Sometimes when traveling I have a rather hard time sleeping. For various reasons. Sometimes it is because I am scared out of my wits. For example, in high school when my choir went to a competition and I woke up screaming in the hotel only to find out the my roommate was having a "night terror" and was yelling and pounding on the door trying to escape from people she thought were attacking her. Needless to say images of her dream-fiends crawling in the the bathroom window and hovering over my bed in the dark didn't exactly lull me to sleep.
Then there was the time a few years ago when I had to "sleep" in my aunt's "office," where she keeps all of her magic supplies--crystal balls, various useful materials for seances, books on voodoo, magic and spirits.

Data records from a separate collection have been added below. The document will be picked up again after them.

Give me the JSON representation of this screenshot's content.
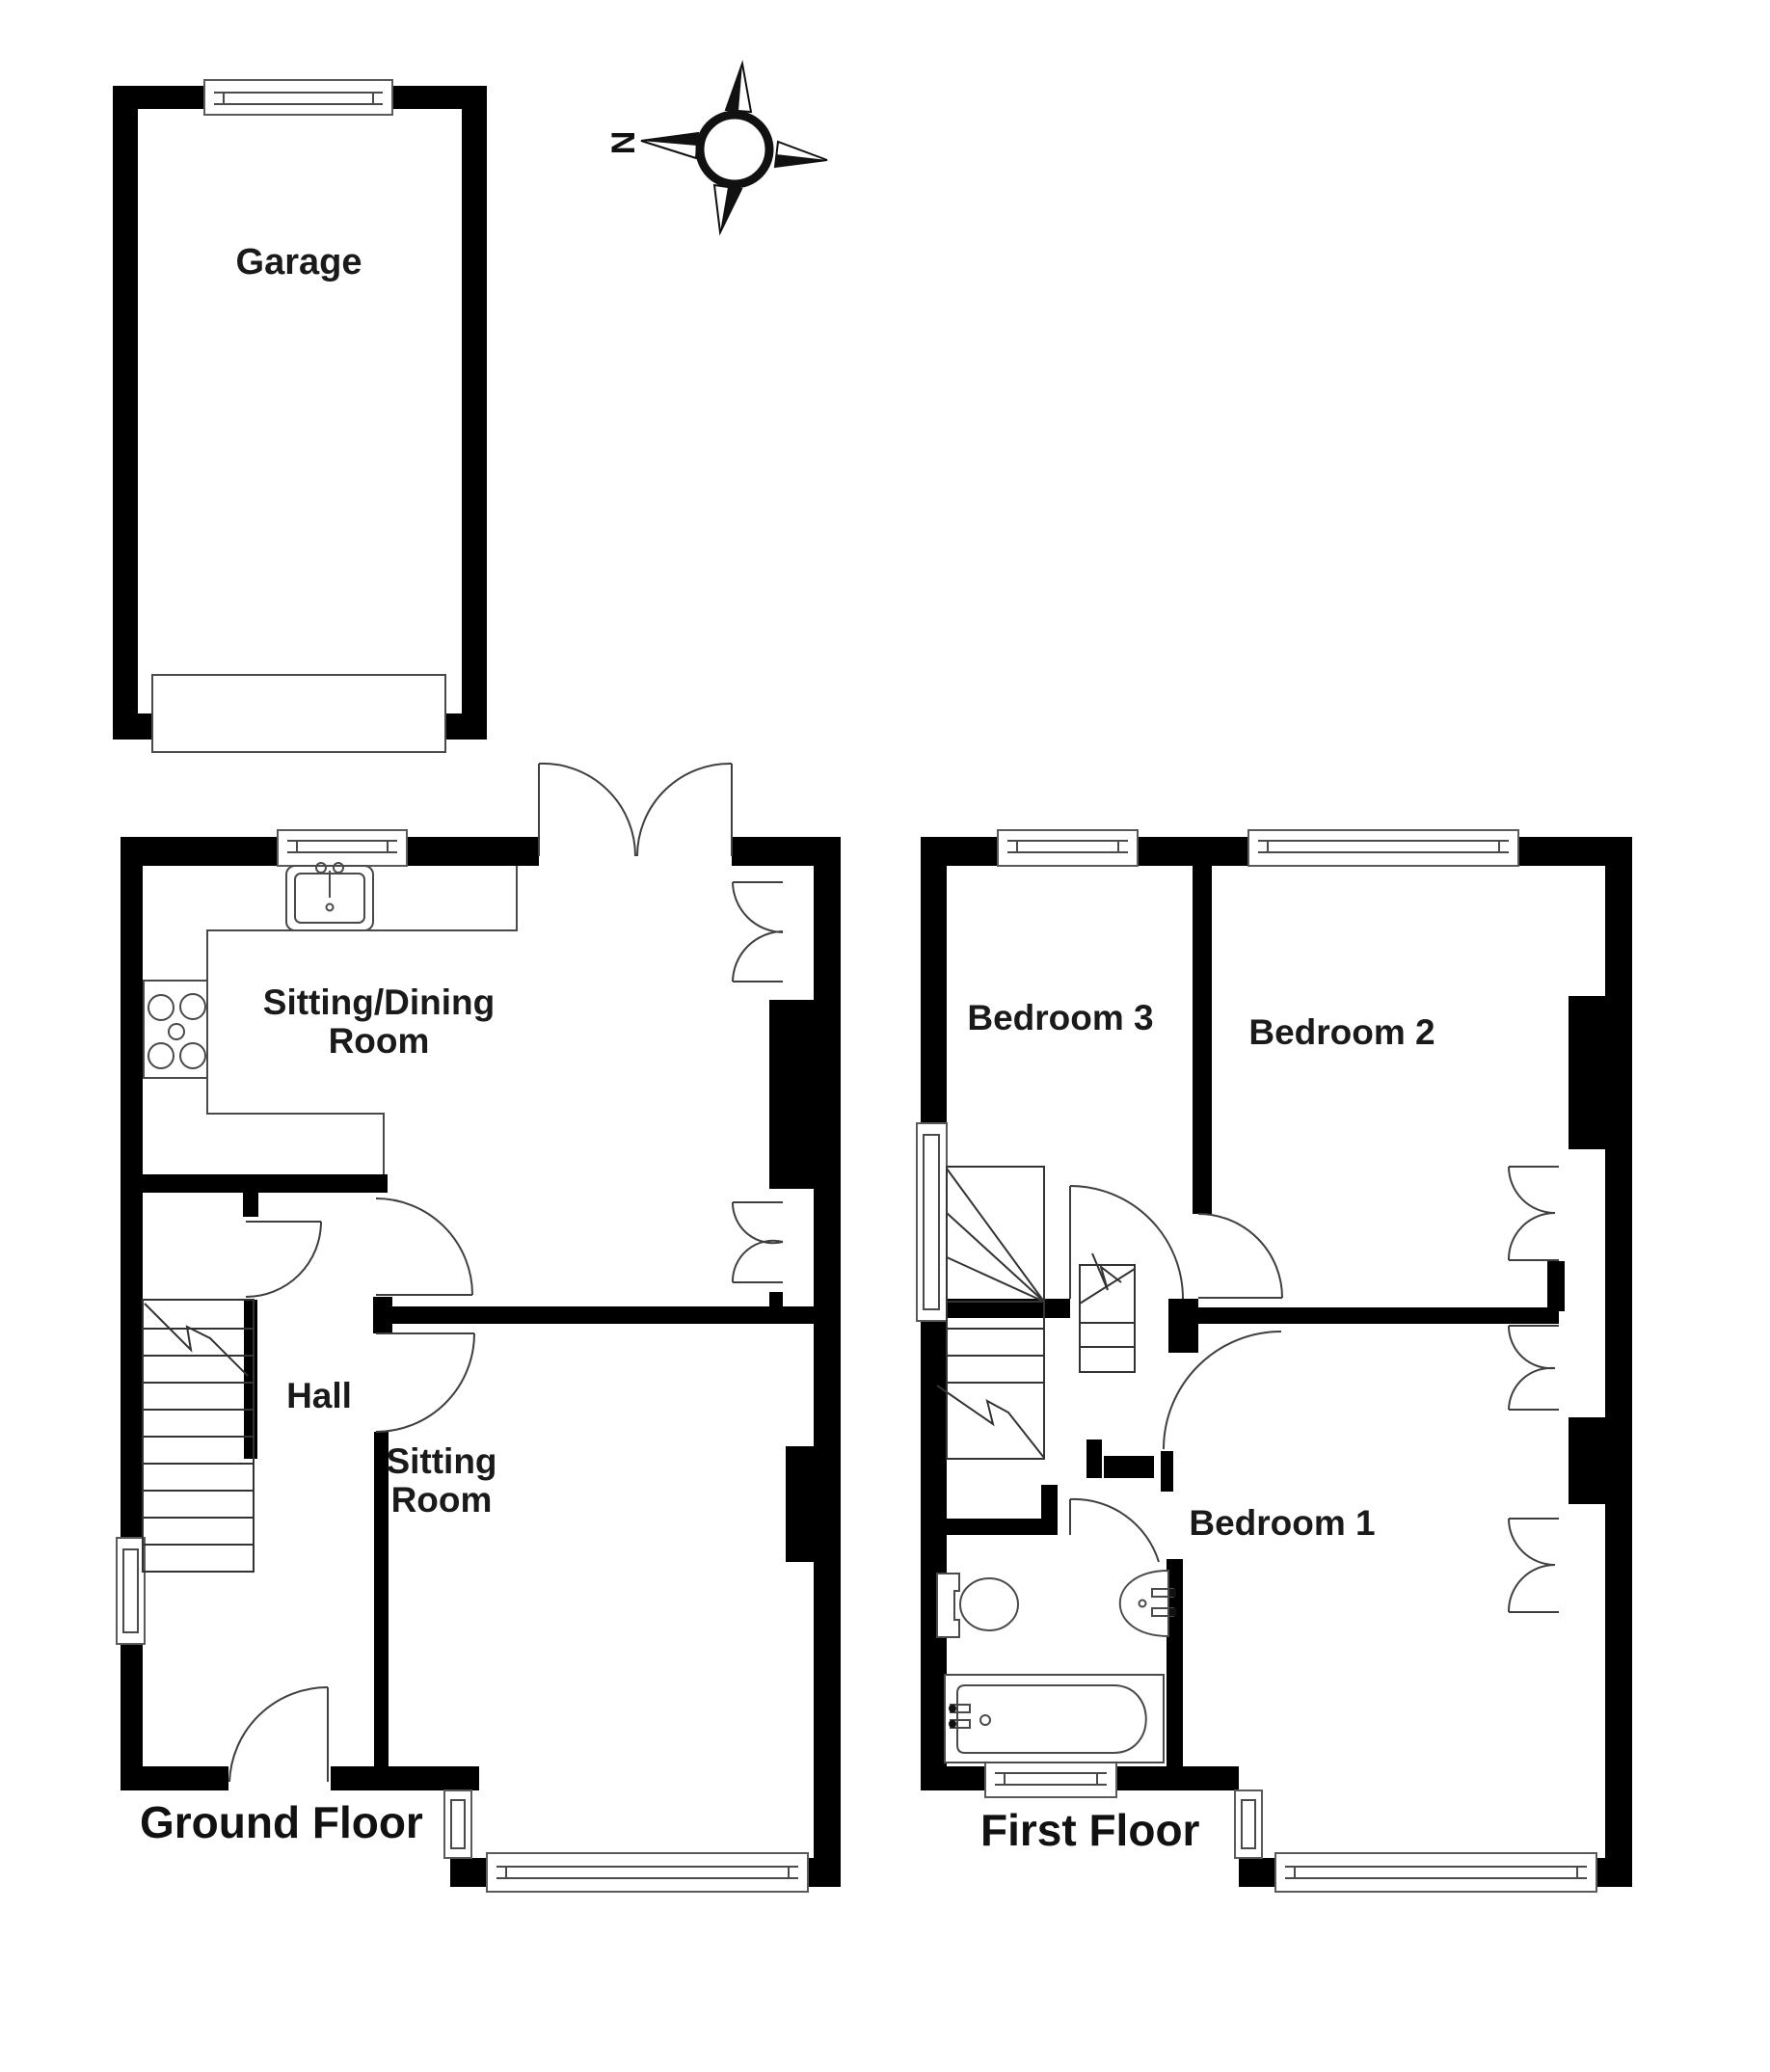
{
  "title": "House floor plan",
  "compass": {
    "north_label": "N"
  },
  "garage": {
    "label": "Garage"
  },
  "ground_floor": {
    "floor_label": "Ground Floor",
    "rooms": {
      "sitting_dining_line1": "Sitting/Dining",
      "sitting_dining_line2": "Room",
      "hall": "Hall",
      "sitting_line1": "Sitting",
      "sitting_line2": "Room"
    }
  },
  "first_floor": {
    "floor_label": "First Floor",
    "rooms": {
      "bedroom3": "Bedroom 3",
      "bedroom2": "Bedroom 2",
      "bedroom1": "Bedroom 1"
    }
  },
  "colors": {
    "wall": "#000000",
    "background": "#ffffff",
    "fixture_line": "#4a4a4a",
    "text": "#1a1a1a"
  }
}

As hard as I tried not to be mortified by the thought of the strange spirits that my aunt evoked in that space, I couldn't for the life of me free myself from the sensation that I wasn't alone in that room. And I didn't like it. I don't know that I've stayed in bed so still and wide-eyed with fear since I was a little kid afraid of the dark. All I wanted to do was get out, but I was too afraid to move.
Most recently, I had a different kind of frightening experience the first night I spent in Porto, Portugal a couple weeks ago. This particular scary night had less to do with dreams and imaginary(?) spirits and much more to do with the two random roommates I was sharing the hostel dorm with.
To try my best to make a long story short (though generally I am much more adept at making short stories long...):
When I went to bed around midnight on the top of one of the two bunk beds, no one else was in the room. So, my first introduction came at 4:30am when one of them flung open the door, half crazy and (I assume) quite drunk. He woke up his friend (who had come in earlier and gone straight to sleep), and me, asking for empanadas which apparently he suspected the other roommate had, or perhaps had eaten. This was all going on in Spanish, and while I was half asleep. I tried to ignore the arguing, until I heard a large crash and, peering over the edge of my bunk bed, witnessed an all out brawl as the formerly sleeping roommated pummelled the other guy, and then vise versa. I think I interjected a few feeble, "what are you doing?"s and "what is going on?"s. And then continued to stare wide eyed and opened mouthed at this unbelievable scene from my loft above. After they stopped hitting each other, the sleepy roommate started getting dressed and throwing things around the room and threatening to turn the other guy in to the police. The other one told him he was making a fool of himself and that he'd kill sleepy if he went to the police. They argued for awhile longer, until the sleepy one left (to go the police??) and I realized I was still staring at this random guy (who I now realized was a potential killer). I quickly lied down tried to look like I was sleeping, as the guy got into his bed and said "sorry" before turning out the light. I confess I found his apology rather feeble and insufficient given the situation at hand! But I let it go.
For the next twenty minuted I stayed in bed half trying to sleep/half contemplating the likelihood that this guy sleeping two feet away from me might be a dangerous criminal. Finding it impossible to sleep under these circumstances I finally crept out of bed and sneaked (why can't it be snuck??) out of the room as stealthily as possible... just in case! When I got down stairs to the lobby the hostel worker looked at my half asleep, dishevelled, barefooted self as if I was crazy. And when I explained that I was having trouble sleeping after being awakened by a rather noisy fight and threats between my roommates he helped me get some tea and eventually found me another place to sleep for the night.
Being as it was 6:30 in the morning before I went back to bed, and that I spent most of my remaining hours of sleep wondering how I was going to get back into the room with the scary strangers to collect my things in the morning, it was overall a rather tiring night.
But by the morning, it didn't seem quite as scary, and I felt perhaps I had slightly overreacted with my hasty escape during the night (though I still checked to make sure I would have different roommates the next night and crept quietly into the room in order not to wake anyone up when I went back for my things). So, when I was getting some hot chocolate in the kitchen after breakfast and some guy who I asked to pass the milk apologized to me for last night, I thought perhaps he had confused me with someone else. Until I realized--"Eres tu!" The dangerous criminal from the night before was there before my eyes, speaking to me quite politely and looking much more like a very embarrassed and sleepy young man than a murder. So after embarrassing him a bit more by recounting and questioning him about the events of the previous night in front of everyone at the table, I felt quite alright about forgiving him entirely. I mean, I might not have gotten much sleep, but at least I had an interesting adventure.
And the next night my roommates were girls who went to sleep before I did! Which reminds me of something I heard once-- a hostel is like a box of chocolates, you never know what you're going to get. Or something like that, anyway.